Как и накануне, и за день до этого, как ежедневно в течение многих месяцев!

- Никаких болей, никакого недомогания минувшей ночью?

- Ничего.

- А нога?

Гаффе считал его пульс, и Премьер-министр невольно задержал на докторе неприязненный взгляд.

- Никаких затруднений с дыханием?

- Никаких затруднений с дыханием,- сухо ответил он,- могу также сказать вам, что мочусь нормально.

Он заранее знал, что тот спросит его об этом.

- Мне думается, неисправность линии,- пробормотал Гаффе.

Не слушая его, Премьер-министр стал надевать пиджак все с тем же недовольным видом, стараясь не встречаться взглядом с мадам Бланш, так как не хотел окончательно выйти из себя.

По всей вероятности, оттого, что линия была повреждена и радио, которое являлось единственной его связью с внешним миром, безмолвствовало, он чувствовал себя в этом домике, приютившемся над скалами на полпути меж черной пропастью моря и чернотой сельских просторов, где больше не мерцал ни один огонек, где не было ни малейшего признака жизни, как в тюрьме.

Керосиновая лампа в его кабинете, свеча, пламя которой колебалось при малейшем сквозняке в комнате Миллеран, напоминали ему о самых унылых вечерах его детства, когда в домах еще не было электричества, а газ в Эвре еще не провели.
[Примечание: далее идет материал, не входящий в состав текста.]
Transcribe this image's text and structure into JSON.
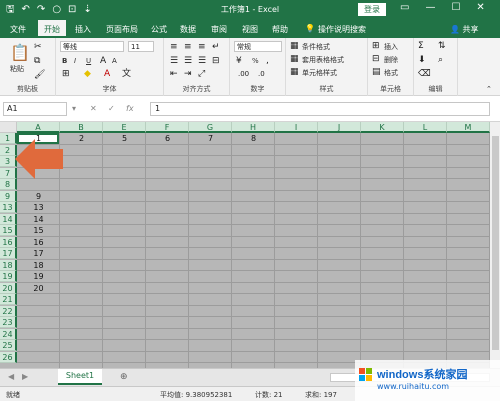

Кажется, Гаффе только что спрашивал, не задыхается ли он. Он мог бы ему ответить, что внезапно, не только физически, но и морально, ощутил какое-то удушье.

Его засадили в Эберг, и те несколько человек, которые его окружали, вольно или невольно стали его тюремщиками.

Он забыл, что сам добровольно покинул Париж, театрально поклявшись в минуту раздражения, что ноги его там больше не будет. Потому что... Но это была уже совсем другая история. Причины, побудившие его так поступить, никого не касались, и все, решительно все - и журналисты, и политические деятели-давали его уходу совершенно ошибочное толкование.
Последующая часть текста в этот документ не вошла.